Survie

Le coup d’État permanent de l’armée d’Afrique

(mis en ligne le 25 juillet 2014) - Odile Tobner

Sans surprise, le Gouvernement a mis fin, dès le premier
haussement de sourcils de l’état-major des armées, à ses timides
tentatives d’économie sur le colossal budget de la défense
française. Éducation et recherche, aménagement du territoire, logement,
justice, santé, sécurité publique : tout sera sacrifié au moloch militaire.

Les hauts gradés défendent d’abord les rentes que l’État français leur
assure. En effet, si l’engagé de base est envoyé au feu sans disposer de
l’équipement minimal, la Cour des comptes observe que «  le nombre
d’officiers généraux est resté à peu près constant en dépit de la
réduction du format des armées. L’armée de terre compte ainsi 176
généraux pour seulement 15 brigades à commander.
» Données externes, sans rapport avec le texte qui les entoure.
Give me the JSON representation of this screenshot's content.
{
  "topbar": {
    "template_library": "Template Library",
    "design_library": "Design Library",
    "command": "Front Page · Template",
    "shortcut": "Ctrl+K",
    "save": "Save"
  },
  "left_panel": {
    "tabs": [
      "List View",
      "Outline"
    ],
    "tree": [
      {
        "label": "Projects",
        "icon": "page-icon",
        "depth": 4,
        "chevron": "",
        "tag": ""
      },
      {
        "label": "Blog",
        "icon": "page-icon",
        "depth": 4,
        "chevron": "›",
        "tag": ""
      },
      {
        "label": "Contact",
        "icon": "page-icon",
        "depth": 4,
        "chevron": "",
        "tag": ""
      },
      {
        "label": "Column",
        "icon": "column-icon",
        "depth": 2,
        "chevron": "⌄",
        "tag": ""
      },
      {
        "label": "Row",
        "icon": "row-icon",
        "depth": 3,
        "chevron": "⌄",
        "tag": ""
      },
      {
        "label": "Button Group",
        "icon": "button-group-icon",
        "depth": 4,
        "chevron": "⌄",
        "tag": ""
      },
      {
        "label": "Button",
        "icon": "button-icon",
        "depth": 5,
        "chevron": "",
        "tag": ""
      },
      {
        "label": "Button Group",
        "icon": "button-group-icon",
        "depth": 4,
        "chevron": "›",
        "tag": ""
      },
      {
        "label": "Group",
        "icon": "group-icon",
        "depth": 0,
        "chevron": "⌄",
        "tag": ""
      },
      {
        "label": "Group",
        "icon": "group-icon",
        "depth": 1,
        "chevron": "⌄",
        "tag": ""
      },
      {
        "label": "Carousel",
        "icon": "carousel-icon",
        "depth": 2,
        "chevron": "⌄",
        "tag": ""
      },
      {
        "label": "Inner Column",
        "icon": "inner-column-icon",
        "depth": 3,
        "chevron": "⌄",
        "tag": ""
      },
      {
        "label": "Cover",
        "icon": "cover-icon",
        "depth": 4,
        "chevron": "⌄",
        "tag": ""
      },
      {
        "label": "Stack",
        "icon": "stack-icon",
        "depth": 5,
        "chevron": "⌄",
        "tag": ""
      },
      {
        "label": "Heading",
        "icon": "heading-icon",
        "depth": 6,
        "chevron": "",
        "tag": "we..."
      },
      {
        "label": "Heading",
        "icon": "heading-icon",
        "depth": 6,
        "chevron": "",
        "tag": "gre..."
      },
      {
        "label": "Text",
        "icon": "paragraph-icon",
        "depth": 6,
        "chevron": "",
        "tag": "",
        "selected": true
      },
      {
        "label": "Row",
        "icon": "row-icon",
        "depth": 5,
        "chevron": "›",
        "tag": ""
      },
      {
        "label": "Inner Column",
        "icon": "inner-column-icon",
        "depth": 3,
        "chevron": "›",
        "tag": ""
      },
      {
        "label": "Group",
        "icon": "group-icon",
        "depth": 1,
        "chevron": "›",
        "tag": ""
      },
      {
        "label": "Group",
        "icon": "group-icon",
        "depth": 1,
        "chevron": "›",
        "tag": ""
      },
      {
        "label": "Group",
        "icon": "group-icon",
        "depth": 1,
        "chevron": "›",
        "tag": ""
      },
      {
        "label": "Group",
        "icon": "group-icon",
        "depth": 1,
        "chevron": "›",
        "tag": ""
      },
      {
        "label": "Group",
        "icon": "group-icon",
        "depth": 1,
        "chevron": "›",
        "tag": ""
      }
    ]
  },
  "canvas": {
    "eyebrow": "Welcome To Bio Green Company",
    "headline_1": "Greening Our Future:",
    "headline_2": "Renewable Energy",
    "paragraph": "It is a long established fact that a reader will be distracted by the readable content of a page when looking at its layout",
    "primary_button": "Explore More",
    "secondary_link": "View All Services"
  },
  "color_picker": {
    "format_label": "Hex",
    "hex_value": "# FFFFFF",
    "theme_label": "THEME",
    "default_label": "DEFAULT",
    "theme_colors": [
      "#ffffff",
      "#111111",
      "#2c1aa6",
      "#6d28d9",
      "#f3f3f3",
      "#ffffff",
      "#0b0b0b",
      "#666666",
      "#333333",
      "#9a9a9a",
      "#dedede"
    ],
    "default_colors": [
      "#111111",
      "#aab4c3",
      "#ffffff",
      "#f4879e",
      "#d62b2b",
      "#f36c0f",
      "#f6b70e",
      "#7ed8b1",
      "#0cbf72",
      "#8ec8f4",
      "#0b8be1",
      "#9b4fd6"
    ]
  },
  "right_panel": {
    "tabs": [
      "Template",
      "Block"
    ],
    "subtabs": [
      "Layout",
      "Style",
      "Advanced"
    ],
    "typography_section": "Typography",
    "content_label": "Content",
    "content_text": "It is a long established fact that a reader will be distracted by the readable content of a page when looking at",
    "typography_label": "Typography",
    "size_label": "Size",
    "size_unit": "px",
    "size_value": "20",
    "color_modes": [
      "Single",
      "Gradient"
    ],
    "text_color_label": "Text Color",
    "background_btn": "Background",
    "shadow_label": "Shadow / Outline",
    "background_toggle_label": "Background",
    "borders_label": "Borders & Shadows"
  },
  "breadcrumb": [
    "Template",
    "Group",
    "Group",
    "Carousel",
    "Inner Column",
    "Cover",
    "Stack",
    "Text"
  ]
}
Pour les 3468
officiers ayant un grade équivalent à celui de colonel, les
commandements disponibles de régiments, de bâtiments de la marine et
de bases aériennes sont au nombre de 150.
 » Ce budget considérable sert
aussi à enrichir des sociétés privées dont les productions inutiles et
coûteuses sont invendables sur les marchés extérieurs. Comment
s’étonner dès lors qu’une industrie de la défense artificiellement dopée
par la subvention automatique soit de moins en moins compétitive ?

On comprend que ces lobbies communient dans l’idéologie impériale.
Les chefs d’état-major n’ont pas manqué de souligner que des coupes
budgétaires mettraient en péril la « capacité de projection » de nos
armées. Il semble aller de soi que la France doit rester la troisième
puissance militaire [1] et le deuxième pays au monde, après les USA, en
nombre de soldats déployés hors du territoire national, forces
concentrées quasi exclusivement en Afrique francophone. L’exception
militaire française est si invétérée qu’elle s’impose comme un objet
sacré, au-dessus de tout examen officiel. Les guerres d’Indochine et
d’Algérie, défaites militaires, échecs politiques et désastres humains, se
sont prolongées en un long cycle d’errements aux conséquences
délétères. Ainsi la guerre cruelle menée contre le mouvement nationaliste
camerounais, de 1956 à 1963, vit se perpétrer maints Oradour, dans le
seul but d’installer un régime qui a conduit le pays à la ruine. Quant à
l’action militaire de la France au Rwanda, la nécessité de tirer le bilan de
ce qui a conduit la France à tremper dans ce génocide se heurte à un
bloc de dénégation inexpugnable. L’évaluation des dix ans de l’opération
Licorne en Côte d’Ivoire n’est pas davantage à l’ordre du jour. Tous les
rouages gouvernementaux, parlementaires, judiciaires de l’État français
sont mobilisés pour maintenir l’opacité sur les épisodes de Bouaké, de
l’hôtel Ivoire ou de l’affaire Mahé. Pourquoi l’opération Epervier au Tchad
dure-t-elle depuis 1986, pour quel résultat sinon pour le maintien du pays
sous la coupe d’un pouvoir tyrannique et sanguinaire ? Etc.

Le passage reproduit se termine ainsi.